In order to reassure the Etlan authorities regarding Federation intentions, and to discover why the medical aid sent to their ailing colony world was so small and infrequent, a Monitor vessel with a senior medical officer on board was sent to Imperial Etla. It was possible that distance had diminished the urgency of the plight of their sick brothers, but when the unarmed courier vessel signaled its approach and landed openly at the planetary capital’s spaceport, it was immediately surrounded by elements of the imperial guard.
The reason given for this apparently unfriendly act was that a xenophobic reaction could be expected from the less intelligent among the local population and the security of the visitors was of paramount importance. This was also why the ship’s crew, with the exception of their medical officer, should remain on board and make no attempt to communicate with anyone until the authorities had prepared the psychological ground.

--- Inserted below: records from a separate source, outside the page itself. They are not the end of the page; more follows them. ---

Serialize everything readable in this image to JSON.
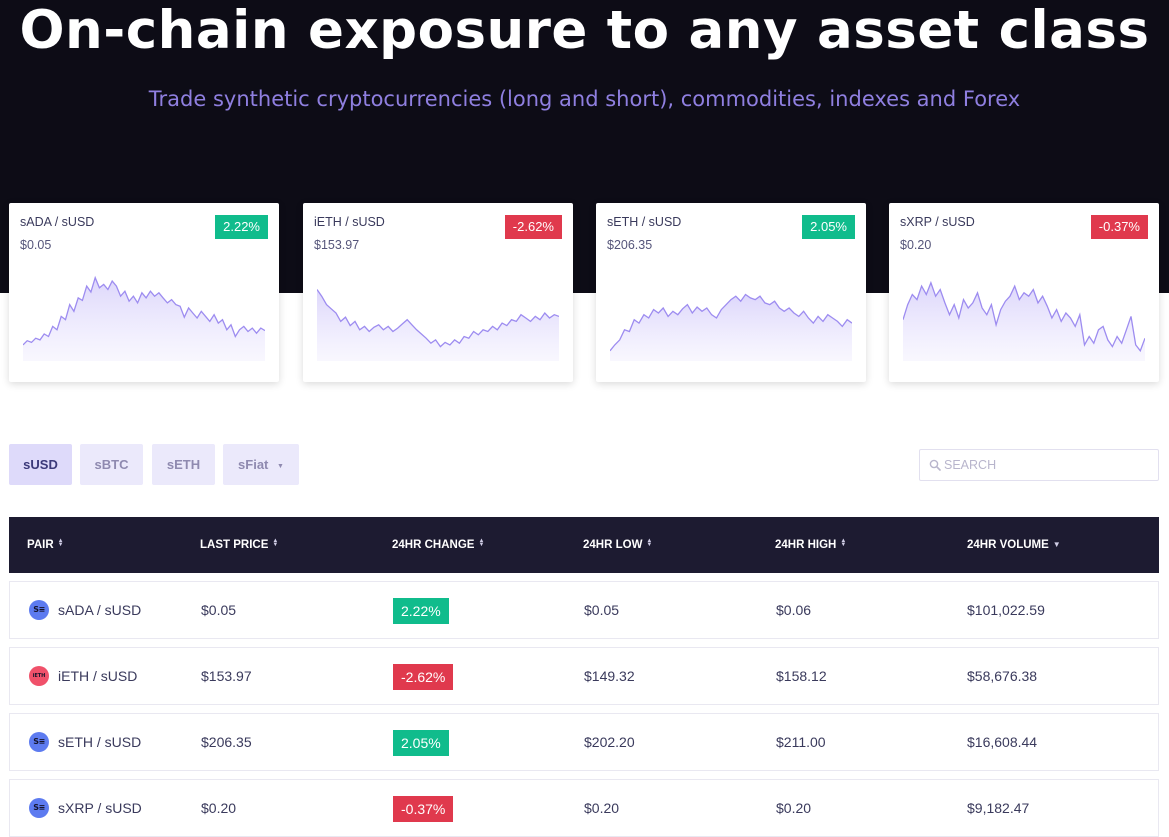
{
  "hero": {
    "title": "On-chain exposure to any asset class",
    "subtitle": "Trade synthetic cryptocurrencies (long and short), commodities, indexes and Forex"
  },
  "colors": {
    "hero_bg": "#0d0c16",
    "accent_purple": "#8f7fe0",
    "positive": "#10bc8c",
    "negative": "#e0394d",
    "table_header_bg": "#1d1b31",
    "spark_line": "#9d8cf0"
  },
  "cards": [
    {
      "pair": "sADA / sUSD",
      "price": "$0.05",
      "change": "2.22%",
      "direction": "up",
      "spark": [
        0.12,
        0.17,
        0.15,
        0.2,
        0.18,
        0.25,
        0.22,
        0.34,
        0.3,
        0.46,
        0.42,
        0.6,
        0.52,
        0.68,
        0.65,
        0.82,
        0.75,
        0.92,
        0.8,
        0.84,
        0.78,
        0.88,
        0.82,
        0.7,
        0.76,
        0.64,
        0.7,
        0.62,
        0.74,
        0.68,
        0.76,
        0.7,
        0.74,
        0.68,
        0.62,
        0.66,
        0.6,
        0.58,
        0.45,
        0.56,
        0.5,
        0.44,
        0.52,
        0.46,
        0.4,
        0.48,
        0.38,
        0.42,
        0.3,
        0.36,
        0.22,
        0.3,
        0.34,
        0.28,
        0.32,
        0.26,
        0.32,
        0.29
      ]
    },
    {
      "pair": "iETH / sUSD",
      "price": "$153.97",
      "change": "-2.62%",
      "direction": "down",
      "spark": [
        0.78,
        0.7,
        0.6,
        0.55,
        0.5,
        0.4,
        0.45,
        0.35,
        0.4,
        0.3,
        0.34,
        0.28,
        0.33,
        0.36,
        0.3,
        0.34,
        0.28,
        0.32,
        0.37,
        0.42,
        0.36,
        0.3,
        0.25,
        0.2,
        0.14,
        0.18,
        0.1,
        0.15,
        0.12,
        0.18,
        0.14,
        0.22,
        0.2,
        0.28,
        0.24,
        0.3,
        0.28,
        0.34,
        0.3,
        0.38,
        0.35,
        0.42,
        0.4,
        0.48,
        0.44,
        0.4,
        0.46,
        0.42,
        0.5,
        0.44,
        0.48,
        0.46
      ]
    },
    {
      "pair": "sETH / sUSD",
      "price": "$206.35",
      "change": "2.05%",
      "direction": "up",
      "spark": [
        0.05,
        0.12,
        0.18,
        0.3,
        0.28,
        0.42,
        0.38,
        0.48,
        0.44,
        0.54,
        0.5,
        0.56,
        0.46,
        0.52,
        0.48,
        0.55,
        0.6,
        0.5,
        0.57,
        0.52,
        0.56,
        0.48,
        0.44,
        0.54,
        0.6,
        0.66,
        0.7,
        0.64,
        0.72,
        0.68,
        0.66,
        0.7,
        0.62,
        0.6,
        0.64,
        0.56,
        0.52,
        0.56,
        0.5,
        0.46,
        0.52,
        0.44,
        0.38,
        0.46,
        0.4,
        0.48,
        0.44,
        0.4,
        0.34,
        0.42,
        0.38
      ]
    },
    {
      "pair": "sXRP / sUSD",
      "price": "$0.20",
      "change": "-0.37%",
      "direction": "down",
      "spark": [
        0.42,
        0.6,
        0.72,
        0.66,
        0.82,
        0.72,
        0.86,
        0.7,
        0.78,
        0.62,
        0.48,
        0.6,
        0.44,
        0.66,
        0.56,
        0.62,
        0.74,
        0.56,
        0.48,
        0.6,
        0.36,
        0.54,
        0.64,
        0.7,
        0.82,
        0.66,
        0.74,
        0.7,
        0.78,
        0.62,
        0.7,
        0.58,
        0.44,
        0.54,
        0.4,
        0.5,
        0.44,
        0.34,
        0.48,
        0.12,
        0.22,
        0.14,
        0.3,
        0.34,
        0.18,
        0.1,
        0.22,
        0.14,
        0.3,
        0.46,
        0.12,
        0.05,
        0.2
      ]
    }
  ],
  "filters": [
    {
      "label": "sUSD",
      "active": true
    },
    {
      "label": "sBTC",
      "active": false
    },
    {
      "label": "sETH",
      "active": false
    },
    {
      "label": "sFiat",
      "active": false,
      "dropdown": true
    }
  ],
  "search": {
    "placeholder": "SEARCH",
    "value": ""
  },
  "table": {
    "columns": [
      {
        "label": "PAIR",
        "sort": "both"
      },
      {
        "label": "LAST PRICE",
        "sort": "both"
      },
      {
        "label": "24HR CHANGE",
        "sort": "both"
      },
      {
        "label": "24HR LOW",
        "sort": "both"
      },
      {
        "label": "24HR HIGH",
        "sort": "both"
      },
      {
        "label": "24HR VOLUME",
        "sort": "desc"
      }
    ],
    "rows": [
      {
        "icon": "sadA-coin-icon",
        "icon_kind": "s",
        "icon_text": "S≡",
        "pair": "sADA / sUSD",
        "last_price": "$0.05",
        "change": "2.22%",
        "direction": "up",
        "low": "$0.05",
        "high": "$0.06",
        "volume": "$101,022.59"
      },
      {
        "icon": "ieth-coin-icon",
        "icon_kind": "i",
        "icon_text": "iETH",
        "pair": "iETH / sUSD",
        "last_price": "$153.97",
        "change": "-2.62%",
        "direction": "down",
        "low": "$149.32",
        "high": "$158.12",
        "volume": "$58,676.38"
      },
      {
        "icon": "seth-coin-icon",
        "icon_kind": "s",
        "icon_text": "S≡",
        "pair": "sETH / sUSD",
        "last_price": "$206.35",
        "change": "2.05%",
        "direction": "up",
        "low": "$202.20",
        "high": "$211.00",
        "volume": "$16,608.44"
      },
      {
        "icon": "sxrp-coin-icon",
        "icon_kind": "s",
        "icon_text": "S≡",
        "pair": "sXRP / sUSD",
        "last_price": "$0.20",
        "change": "-0.37%",
        "direction": "down",
        "low": "$0.20",
        "high": "$0.20",
        "volume": "$9,182.47"
      }
    ]
  }
}
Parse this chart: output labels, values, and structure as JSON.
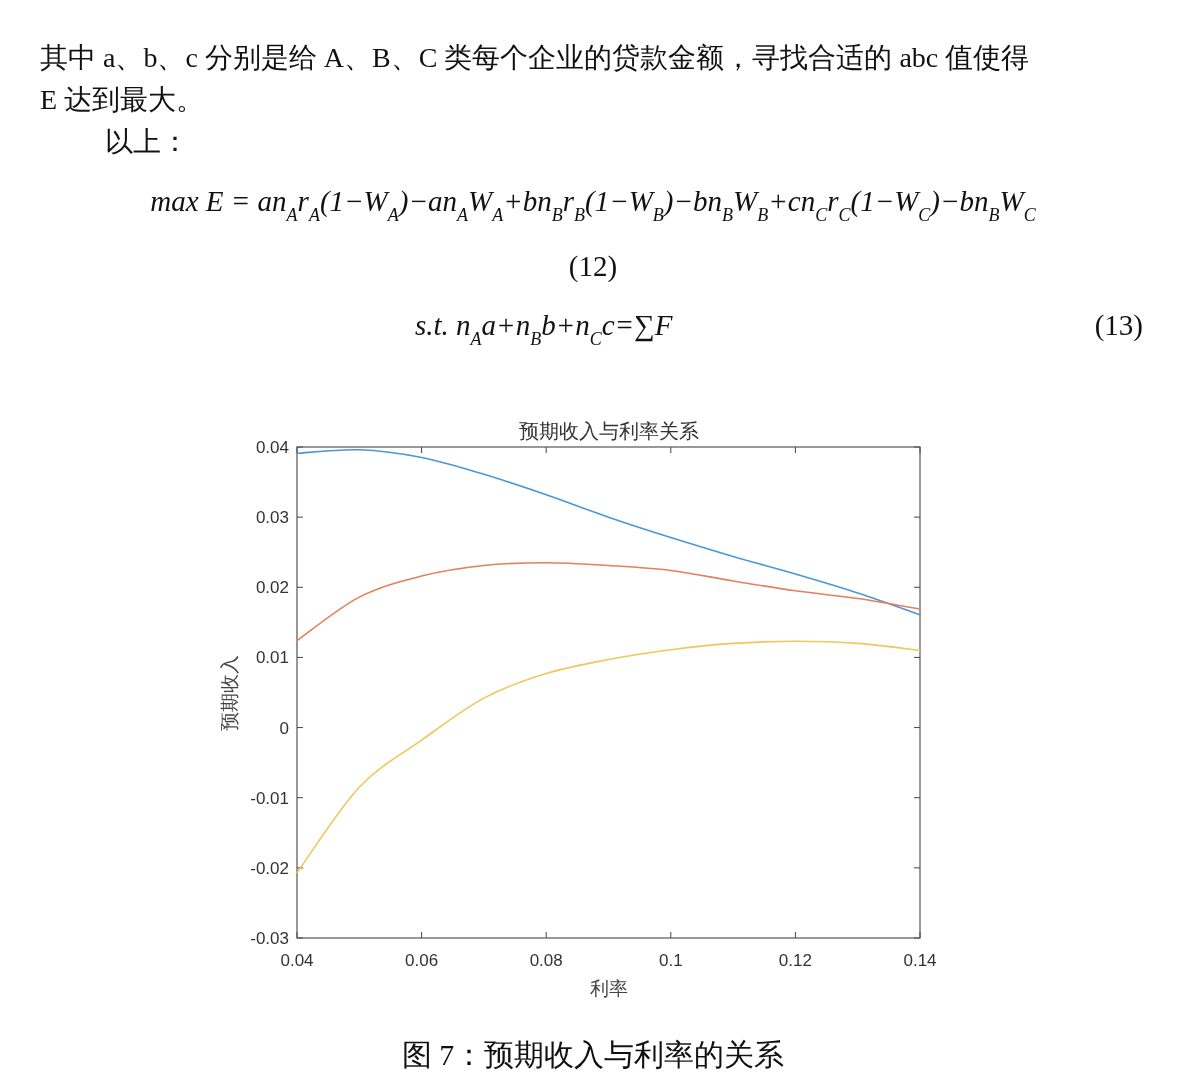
{
  "chart_data": {
    "type": "line",
    "title": "预期收入与利率关系",
    "xlabel": "利率",
    "ylabel": "预期收入",
    "x": [
      0.04,
      0.05,
      0.06,
      0.07,
      0.08,
      0.09,
      0.1,
      0.11,
      0.12,
      0.13,
      0.14
    ],
    "series": [
      {
        "color": "#4a97d6",
        "values": [
          0.0391,
          0.0396,
          0.0385,
          0.0361,
          0.0332,
          0.03,
          0.0271,
          0.0244,
          0.0219,
          0.0192,
          0.0161
        ]
      },
      {
        "color": "#e57f5e",
        "values": [
          0.0124,
          0.0186,
          0.0216,
          0.0231,
          0.0235,
          0.0231,
          0.0224,
          0.0209,
          0.0195,
          0.0184,
          0.0169
        ]
      },
      {
        "color": "#efc75a",
        "values": [
          -0.0207,
          -0.0085,
          -0.0018,
          0.0042,
          0.0077,
          0.0097,
          0.0111,
          0.012,
          0.0123,
          0.012,
          0.011
        ]
      }
    ],
    "xlim": [
      0.04,
      0.14
    ],
    "ylim": [
      -0.03,
      0.04
    ],
    "xticks": [
      0.04,
      0.06,
      0.08,
      0.1,
      0.12,
      0.14
    ],
    "yticks": [
      -0.03,
      -0.02,
      -0.01,
      0,
      0.01,
      0.02,
      0.03,
      0.04
    ],
    "annotations": [
      "其中 a、b、c 分别是给 A、B、C 类每个企业的贷款金额，寻找合适的 abc 值使得",
      "E 达到最大。",
      "以上：",
      "max  E = an$_{A}$r$_{A}$(1−W$_{A}$)−an$_{A}$W$_{A}$+bn$_{B}$r$_{B}$(1−W$_{B}$)−bn$_{B}$W$_{B}$+cn$_{C}$r$_{C}$(1−W$_{C}$)−bn$_{B}$W$_{C}$",
      "(12)",
      "s.t.   n$_{A}$a+n$_{B}$b+n$_{C}$c=∑F",
      "(13)",
      "图 7：预期收入与利率的关系"
    ]
  }
}
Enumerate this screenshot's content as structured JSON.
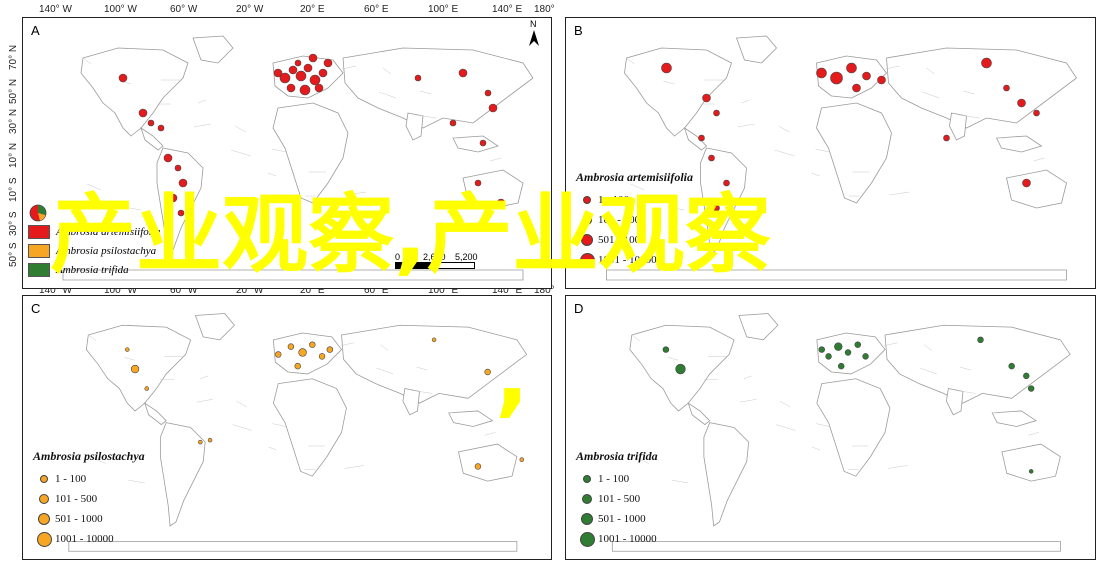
{
  "ticks": {
    "top": [
      "140° W",
      "100° W",
      "60° W",
      "20° W",
      "20° E",
      "60° E",
      "100° E",
      "140° E",
      "180°"
    ],
    "bottom": [
      "140° W",
      "100° W",
      "60° W",
      "20° W",
      "20° E",
      "60° E",
      "100° E",
      "140° E",
      "180°"
    ],
    "left": [
      "70° N",
      "50° N",
      "30° N",
      "10° N",
      "10° S",
      "30° S",
      "50° S"
    ]
  },
  "panels": {
    "A": {
      "label": "A"
    },
    "B": {
      "label": "B",
      "legend_title": "Ambrosia artemisiifolia",
      "color": "#e41a1c",
      "ranges": [
        "1 - 100",
        "101 - 500",
        "501 - 1000",
        "1001 - 10000"
      ]
    },
    "C": {
      "label": "C",
      "legend_title": "Ambrosia psilostachya",
      "color": "#f6a623",
      "ranges": [
        "1 - 100",
        "101 - 500",
        "501 - 1000",
        "1001 - 10000"
      ]
    },
    "D": {
      "label": "D",
      "legend_title": "Ambrosia trifida",
      "color": "#2e7d32",
      "ranges": [
        "1 - 100",
        "101 - 500",
        "501 - 1000",
        "1001 - 10000"
      ]
    }
  },
  "legend_A": [
    {
      "name": "Ambrosia artemisiifolia",
      "color": "#e41a1c"
    },
    {
      "name": "Ambrosia psilostachya",
      "color": "#f6a623"
    },
    {
      "name": "Ambrosia trifida",
      "color": "#2e7d32"
    }
  ],
  "north_label": "N",
  "scale_labels": [
    "0",
    "2,600",
    "5,200"
  ],
  "overlay_text": {
    "line1": "产业观察,产业观察",
    "comma": ","
  }
}
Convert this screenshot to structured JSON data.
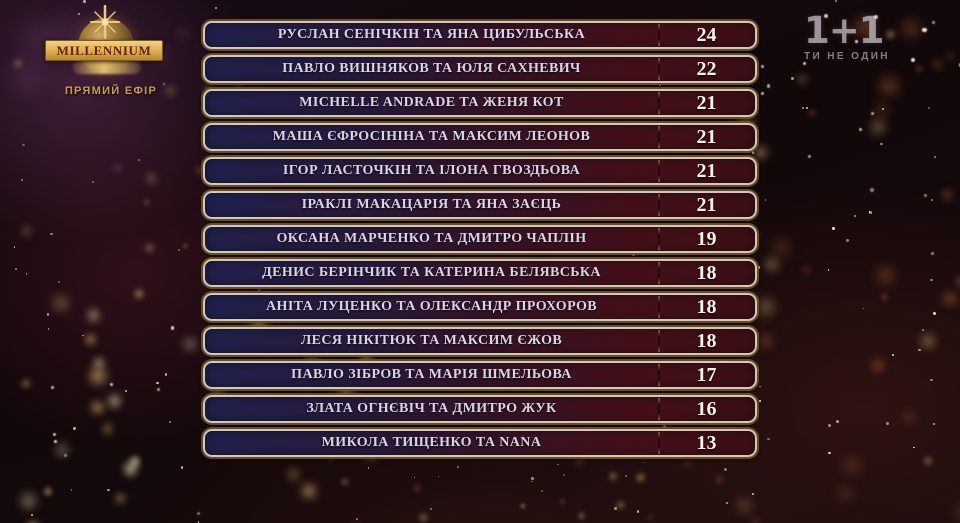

Their medic was given the warmest of welcomes by the imperial advisors and interrogated in a manner both thorough and friendly about all aspects of the Federation while at the same time being accorded the honors normally reserved for a visiting head of state. Meanwhile the sensors on the courier vessel were uncovering some very disquieting information regarding what the broadcast media was referring to openly as the Plague Planet as well as obvious-obvious, that was, to the Corps’ political analyst on board-deficiencies in the administration and financial structure of the Etlan Empire.